With Brexit so dominant within our politics, some will be tempted to welcome the bishops' interventions when they advance opinions that they like. In August a group of MPs even invited the archbishop of Canterbury to chair a 'citizens' forum' on Brexit.
But they should be careful what they wish for. One moment the bishops may argue that the government's attempts to leave the EU are too reckless; the next they might tell those who oppose Brexit to "stop whingeing".
https://www.secularism.org.uk/opinion/2019/10/dont-take-lessons-on-...

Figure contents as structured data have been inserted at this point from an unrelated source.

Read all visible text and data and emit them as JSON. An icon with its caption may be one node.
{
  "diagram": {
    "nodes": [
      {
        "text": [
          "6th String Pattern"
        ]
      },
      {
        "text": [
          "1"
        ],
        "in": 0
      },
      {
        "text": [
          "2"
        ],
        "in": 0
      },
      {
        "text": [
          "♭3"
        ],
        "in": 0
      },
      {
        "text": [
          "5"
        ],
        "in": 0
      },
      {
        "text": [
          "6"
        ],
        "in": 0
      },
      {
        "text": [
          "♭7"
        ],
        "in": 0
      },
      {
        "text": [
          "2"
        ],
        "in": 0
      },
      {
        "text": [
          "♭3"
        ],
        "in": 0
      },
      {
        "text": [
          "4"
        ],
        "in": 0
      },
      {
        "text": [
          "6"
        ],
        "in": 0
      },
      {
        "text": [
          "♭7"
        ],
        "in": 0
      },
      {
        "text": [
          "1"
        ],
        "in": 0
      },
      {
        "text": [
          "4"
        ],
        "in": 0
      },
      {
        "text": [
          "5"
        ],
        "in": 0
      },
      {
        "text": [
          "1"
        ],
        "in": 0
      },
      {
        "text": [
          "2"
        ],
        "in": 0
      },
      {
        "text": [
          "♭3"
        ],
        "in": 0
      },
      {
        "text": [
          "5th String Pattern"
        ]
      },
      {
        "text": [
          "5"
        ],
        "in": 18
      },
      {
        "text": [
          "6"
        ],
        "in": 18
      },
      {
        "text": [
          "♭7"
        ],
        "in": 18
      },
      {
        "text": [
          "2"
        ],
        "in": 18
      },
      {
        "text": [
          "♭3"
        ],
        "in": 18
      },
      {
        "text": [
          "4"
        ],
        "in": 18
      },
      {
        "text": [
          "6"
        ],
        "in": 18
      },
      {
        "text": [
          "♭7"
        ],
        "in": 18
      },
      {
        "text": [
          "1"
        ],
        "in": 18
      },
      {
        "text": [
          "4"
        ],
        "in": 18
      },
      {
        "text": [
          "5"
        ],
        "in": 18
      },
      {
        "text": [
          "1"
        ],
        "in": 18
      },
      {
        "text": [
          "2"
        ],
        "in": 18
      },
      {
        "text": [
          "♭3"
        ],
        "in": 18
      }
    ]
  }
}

Comment by Stephen on October 13, 2019 at 22:25

Ritual infant circumcision “morally impermissible”, say experts

The religious and cultural circumcision of non-consenting boys is "morally impermissible" and should be considered together with non-consensual female genital cutting, according to a panel of experts.
An article published in The American Journal of Bioethics in September says efforts should be made to "protect all nonconsenting persons, regardless of sex or gender, from medically unnecessary genital cutting".
Medically Unnecessary Genital Cutting and the Rights of the Child: Moving Toward Consensus says the moral reasons for opposing non-consensual female genital cutting apply to anyone unable to give their consent.
The paper argues that under most conditions, "cutting any person's genitals without their informed consent is a serious violation of their right to bodily integrity".
"As such, it is morally impermissible unless the person is nonautonomous (incapable of consent) and the cutting is medically necessary."
It also warns of a "collision course" in Western countries, owing to the disparity in legal protections afforded to boys, intersex children and girls.
The article says "the ethics of female, male, and intersex cutting must be considered together". It says all are "medically unnecessary" acts of genital cutting, performed mainly on young children "on behalf of norms, beliefs or values that may not be the child's own".
The paper also raises a recent US federal court case in which a judge said a law prohibiting female genital mutilation did not protect children in a non-discriminatory fashion, as it was specific to girls only.
National Secular Society campaigns officer Megan Manson said the article "should prompt policy-makers to seriously reconsider the current widespread acceptance of non-medical circumcision on non-consenting boys".
"Experts who have carefully considered the ethics of genital cutting have once again concluded that non-consensual, non-therapeutic male circumcision is no more morally permissible than cutting girls' genitals.
"As the harm caused by male circumcision becomes increasingly recognised, we should broaden the legal protections that girls already have to all children, regardless of sex or religious background. Female, male and intersex children should all have the same basic human right to bodily integrity.
"And this is also a reminder that extending the protections would strengthen them. If we continue to treat genital cutting inconsistently, we can expect advocates for FGM to continue to argue for the 'right' to cut girls as well as boys."
The paper's authors
The paper was written by The Brussels Collaboration on Bodily Integrity, a group of experts in medicine, law, ethics and other relevant fields. Dr Antony Lempert, chair of the NSS's Secular Medical Forum, is a member of the group.
The group also includes James Chegwidden, a barrister at Old Square Chambers, and Brian Earp, Associate Director of the Program in Ethics and Health Policy at Yale University and The Hastings Center. Chegwidden and Earp have both spoken about genital cutting at NSS events including the 2018 Healthcare & Secularism Conference.